The gap between a benchmark and your actual quote almost always comes down to a handful of operation-specific factors, not the full list of variables that move premiums across the industry. The averages in our study are most useful as a starting point for understanding why your quote lands where it does, not just how far it sits from the average.

Plumbing Business Insurance Cost: Next Steps

If you're still working out whether a specific coverage type applies to your plumbing operation, that question is worth resolving before cost becomes the focus. Understanding your actual exposure and confirming what's legally or contractually required before you take on a job shapes how much coverage your operation actually needs.

If you're ready to focus on cost, the next step is understanding which providers price most competitively for plumbing contractors at your crew size and in your state, and whether your current coverage structure still reflects how your business actually operates. A policy priced for last year's version of your business may not be the right fit for where you stand today.

The following frequently asked questions reflect where most plumbing contractors are at this stage:

Does my quote seem high for a plumbing business like mine?

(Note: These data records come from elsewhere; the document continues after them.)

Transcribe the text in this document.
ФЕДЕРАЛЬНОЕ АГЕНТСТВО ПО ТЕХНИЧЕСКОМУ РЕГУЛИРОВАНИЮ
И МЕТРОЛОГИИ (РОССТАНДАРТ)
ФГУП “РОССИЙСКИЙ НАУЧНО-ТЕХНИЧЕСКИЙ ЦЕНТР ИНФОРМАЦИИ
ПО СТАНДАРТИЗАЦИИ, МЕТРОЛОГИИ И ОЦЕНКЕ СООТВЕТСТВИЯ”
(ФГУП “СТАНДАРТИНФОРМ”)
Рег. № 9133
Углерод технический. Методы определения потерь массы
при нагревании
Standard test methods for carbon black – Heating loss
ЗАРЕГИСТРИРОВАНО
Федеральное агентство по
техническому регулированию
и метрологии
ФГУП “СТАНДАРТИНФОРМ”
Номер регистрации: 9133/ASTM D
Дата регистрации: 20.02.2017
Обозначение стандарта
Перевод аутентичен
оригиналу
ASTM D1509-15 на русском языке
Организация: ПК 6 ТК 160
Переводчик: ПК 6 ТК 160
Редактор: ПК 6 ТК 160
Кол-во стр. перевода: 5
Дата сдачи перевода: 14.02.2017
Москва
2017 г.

Has my business changed enough to affect what I should be paying?

Would consolidating my policies with one provider lower my overall costs?

Could a different provider offer better rates for my crew size and job type?

About Connor Bolton


Connor Bolton headshot

Connor Bolton is Senior SEO and Content Manager at MoneyGeek, where he leads the business and pet insurance editorial teams. As editorial lead for both verticals, Connor sets the research framework, data standards, and content structure that his writers execute, directly authoring in-depth guides himself and reviewing all team content for accuracy and practical value before it goes live. With over four years evaluating insurance products across personal, commercial, and specialty lines, he brings cross-vertical knowledge to every guide the team produces.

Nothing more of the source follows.